Date: 2012-07-18 12:47 pm (UTC)
From: [identity profile] davywavy.livejournal.com
Taking from others and giving nothing in return isn't honest, however you dress it up.

Back when I was long-term unemployed I worked as a volunteer in my local hospital, as I was being given something and had a moral duty to give something in return. I ask no more from others.

And no less, either.

Date: 2012-07-18 12:51 pm (UTC)
chess: (something)
From: [personal profile] chess
Why is it not honest?

It might not be _virtuous_, but honesty is a matter of whether you're deceiving someone or not. Even theft is only dishonest if you bother covering it up.

Date: 2012-07-18 12:53 pm (UTC)
From: [identity profile] davywavy.livejournal.com
If you want to call the distinction virtuous and selfish, I'm totally fine with that. I rather like the idea of being a paragon of virtue.

"theft is only dishonest if you bother covering it up."

Try that one in court, see how far you get.
Edited Date: 2012-07-18 12:55 pm (UTC)

Date: 2012-07-18 12:56 pm (UTC)
chess: (something)
From: [personal profile] chess
Theft is against the law; that doesn't make a thief dishonest (although it's quite likely they are because theft by deception is easier than theft without deception).

Date: 2012-07-18 01:01 pm (UTC)
From: [identity profile] davywavy.livejournal.com
I appreciate your point, but I'd not care to try to defend someone on that basis; jury of one's peers is the arbiter we use and saying "he may be a thief but he isn't dishonest" is unlikely to get much traction, either there or in society generally

To confirm: Are we agreed that honestly working for one's living is virtuous, and taking from others and giving nothing "because they don't want to" in return is indeed selfish?
Edited Date: 2012-07-18 01:01 pm (UTC)

Date: 2012-07-18 01:03 pm (UTC)
chess: (something)
From: [personal profile] chess
Doing useful stuff is virtuous. Taking from others and giving nothing in return is selfish.

I think that quite a lot of people who currently take from others and give nothing in return would love to give something in return if they had anything, and also that 'the satisfaction that other people's lives can go on to a decent standard' and 'not trying to set up tents on my lawn because they have nowhere else to go' are Something rather than Nothing.

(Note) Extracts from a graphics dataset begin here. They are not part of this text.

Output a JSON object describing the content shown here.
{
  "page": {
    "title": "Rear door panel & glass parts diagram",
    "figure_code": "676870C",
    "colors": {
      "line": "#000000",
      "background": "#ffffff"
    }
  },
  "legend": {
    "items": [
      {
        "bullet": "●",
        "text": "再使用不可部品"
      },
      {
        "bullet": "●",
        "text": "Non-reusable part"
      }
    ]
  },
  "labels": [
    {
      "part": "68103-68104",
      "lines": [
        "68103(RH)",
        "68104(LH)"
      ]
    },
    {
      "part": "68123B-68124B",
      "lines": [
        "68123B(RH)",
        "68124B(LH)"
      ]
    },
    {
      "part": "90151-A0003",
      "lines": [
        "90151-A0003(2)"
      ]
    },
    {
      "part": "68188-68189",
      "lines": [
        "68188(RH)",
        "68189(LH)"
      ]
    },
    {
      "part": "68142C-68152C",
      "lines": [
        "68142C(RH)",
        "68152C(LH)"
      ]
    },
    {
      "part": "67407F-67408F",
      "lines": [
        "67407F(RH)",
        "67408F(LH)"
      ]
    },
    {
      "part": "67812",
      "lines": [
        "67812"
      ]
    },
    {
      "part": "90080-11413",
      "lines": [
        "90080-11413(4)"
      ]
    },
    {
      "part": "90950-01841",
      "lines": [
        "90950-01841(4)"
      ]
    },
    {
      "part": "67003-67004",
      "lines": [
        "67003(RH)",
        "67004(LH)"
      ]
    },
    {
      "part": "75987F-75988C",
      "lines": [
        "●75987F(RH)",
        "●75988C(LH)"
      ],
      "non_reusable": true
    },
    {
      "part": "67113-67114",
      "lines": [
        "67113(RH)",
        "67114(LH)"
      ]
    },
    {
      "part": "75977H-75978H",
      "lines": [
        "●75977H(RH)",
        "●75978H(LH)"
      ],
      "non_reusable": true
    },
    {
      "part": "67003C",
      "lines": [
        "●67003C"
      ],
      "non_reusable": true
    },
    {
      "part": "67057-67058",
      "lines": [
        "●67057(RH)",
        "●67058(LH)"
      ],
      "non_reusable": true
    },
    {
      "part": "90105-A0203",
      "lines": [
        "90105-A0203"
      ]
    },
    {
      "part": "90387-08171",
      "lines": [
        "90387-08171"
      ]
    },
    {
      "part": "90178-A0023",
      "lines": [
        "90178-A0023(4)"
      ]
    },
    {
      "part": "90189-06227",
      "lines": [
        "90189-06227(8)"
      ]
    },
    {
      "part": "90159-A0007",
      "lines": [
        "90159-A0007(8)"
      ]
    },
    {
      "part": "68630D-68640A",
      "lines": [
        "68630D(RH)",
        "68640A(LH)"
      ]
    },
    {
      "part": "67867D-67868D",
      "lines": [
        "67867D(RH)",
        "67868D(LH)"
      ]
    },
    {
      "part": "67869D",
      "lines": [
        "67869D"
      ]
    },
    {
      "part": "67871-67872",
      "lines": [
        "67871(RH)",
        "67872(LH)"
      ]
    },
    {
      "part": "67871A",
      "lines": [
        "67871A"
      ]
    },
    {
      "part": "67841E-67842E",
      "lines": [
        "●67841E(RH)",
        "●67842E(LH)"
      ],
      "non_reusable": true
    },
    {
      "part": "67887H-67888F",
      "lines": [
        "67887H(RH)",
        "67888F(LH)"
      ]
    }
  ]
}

Date: 2012-07-18 01:12 pm (UTC)
From: [identity profile] davywavy.livejournal.com
As I say; when i was long term unemployed I worked as a volunteer in my local hospital.

I see a lot of people saying they'd love to give something back, and a lot of hospitals who are short of cash. You'll forgive me, I'd hope, if I don't believe anyone who says they want to give something in return and doesn't do so. There's no more stopping them than did me.